I ended up writing a brute force script in C#, but was not able to find a valid password for Pogba's account:
static async Task Main(string[] args)
{
var passwordListPath = "crAPI-BruteForce-Login\\passwordList.txt";
var passwordList = File.ReadLines(passwordListPath).ToList();
using (var httpClient = new HttpClient())
{
httpClient.BaseAddress = new Uri("http://localhost:8888");
foreach(var password in passwordList)
{
var requestBody = $"{{\"email\":\"pogba006@example.com\",\"password\":\"{password}\"}}";
var content = new StringContent(requestBody, Encoding.UTF8, "application/json");
var response = await httpClient.PostAsync("/identity/api/auth/login", content);
if(response.IsSuccessStatusCode)
{
Console.WriteLine($"Password is {password}");
}
}
}
}I ended up sending a Forgot Password request using Pogba's email and to my surprise it sends the request to the Mailhog email client. It appears that ALL emails generated by the application are made available within Mailhog, not just the emails generated for the user account created by me.

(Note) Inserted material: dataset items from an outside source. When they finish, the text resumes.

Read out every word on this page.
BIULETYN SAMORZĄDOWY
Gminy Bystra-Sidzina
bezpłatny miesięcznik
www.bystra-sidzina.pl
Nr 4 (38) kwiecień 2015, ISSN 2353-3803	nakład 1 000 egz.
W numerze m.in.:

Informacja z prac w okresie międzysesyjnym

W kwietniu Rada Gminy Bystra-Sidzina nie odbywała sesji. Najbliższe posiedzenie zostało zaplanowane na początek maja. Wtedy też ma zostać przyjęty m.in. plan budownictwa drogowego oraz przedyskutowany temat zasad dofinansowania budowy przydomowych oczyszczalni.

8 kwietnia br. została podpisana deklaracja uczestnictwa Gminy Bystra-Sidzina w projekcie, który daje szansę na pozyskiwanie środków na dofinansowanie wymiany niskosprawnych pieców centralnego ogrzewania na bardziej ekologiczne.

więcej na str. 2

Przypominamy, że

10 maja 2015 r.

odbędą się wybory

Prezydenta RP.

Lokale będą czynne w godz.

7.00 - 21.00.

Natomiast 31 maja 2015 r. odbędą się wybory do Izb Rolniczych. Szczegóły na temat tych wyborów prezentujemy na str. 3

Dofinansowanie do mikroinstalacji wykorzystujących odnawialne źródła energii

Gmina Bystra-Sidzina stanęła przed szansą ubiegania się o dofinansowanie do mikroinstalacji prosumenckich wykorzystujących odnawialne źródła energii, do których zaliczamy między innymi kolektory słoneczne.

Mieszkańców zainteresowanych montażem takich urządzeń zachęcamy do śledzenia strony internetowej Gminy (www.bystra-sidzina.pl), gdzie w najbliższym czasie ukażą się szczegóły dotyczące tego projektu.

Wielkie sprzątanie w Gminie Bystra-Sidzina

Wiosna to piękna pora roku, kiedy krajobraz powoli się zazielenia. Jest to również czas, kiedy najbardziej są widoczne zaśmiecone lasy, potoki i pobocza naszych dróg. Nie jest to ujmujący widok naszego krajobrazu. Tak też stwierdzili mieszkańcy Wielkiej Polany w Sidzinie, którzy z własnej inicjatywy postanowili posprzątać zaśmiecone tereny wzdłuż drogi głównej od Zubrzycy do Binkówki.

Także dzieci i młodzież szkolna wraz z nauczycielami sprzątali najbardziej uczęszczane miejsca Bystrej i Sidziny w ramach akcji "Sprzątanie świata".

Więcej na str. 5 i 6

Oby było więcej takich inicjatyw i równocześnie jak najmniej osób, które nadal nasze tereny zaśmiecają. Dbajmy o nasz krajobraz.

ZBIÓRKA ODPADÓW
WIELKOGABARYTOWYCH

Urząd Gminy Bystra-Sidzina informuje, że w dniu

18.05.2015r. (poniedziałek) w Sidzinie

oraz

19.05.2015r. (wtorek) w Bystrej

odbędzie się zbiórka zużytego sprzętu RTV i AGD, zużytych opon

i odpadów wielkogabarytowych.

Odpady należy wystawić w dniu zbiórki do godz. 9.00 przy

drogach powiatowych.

Using this information and just to experiment with crAPI, I use the known correct OTP and change Pogba's account password to something that I know. When trying to login to Pogba's account with the known correct credentials, the web interface only renders a blank white screen so it appears that I am not actually meant to login to another user's account.
Using the Forgot Password function and seeing that the OTP is a 4-digit number made me realize that this is actually what is supposed to be bruteforced. I can use Burpsuite Intruder to generate a list of all possible 4-digit codes, then launch an attack that iterates through each code until a successful HTTP response is found.
I first intercept the OTP submittal request sent to the /identity/api/auth/v3/check-otp endpoint then send this request to Burpsuite Intruder. I'll set the payload position to encapsulate the OTP code and select the Attack Type to be sniper:
Next I set the payload type to Numbers and use the following settings to generate all 4 digit codes from 0000 to 9999:
The application initially returns an HTTP 500 error code with a message body including the phrase "Invalid OTP! Please try again..".
However it eventually returns a 503 error that says the maximum number of attempts has been reached, and all subsequent requests simply return a generic HTTP 500 error response. This is how crAPI has implemented rate-limiting to protect itself against bruteforce attacks, so we need to find another way to perform the attack.
The solution is to downgrade the request endpoint from v3 to v2 (ie. the endpoint for the Burpsuite Intruder attack is now /identity/api/auth/v2/check-otp instead of /identity/api/auth/v3/check-otp).
It seems that version 2 of the API does not have rate-limiting implemented, so we can run the exact same Intruder attack and payload to bruteforce the Forgot Password function. Analyzing the responses shows that an HTTP 200 response code is returned for OTP code 3477, so this was the correct code that reset Pogba's password.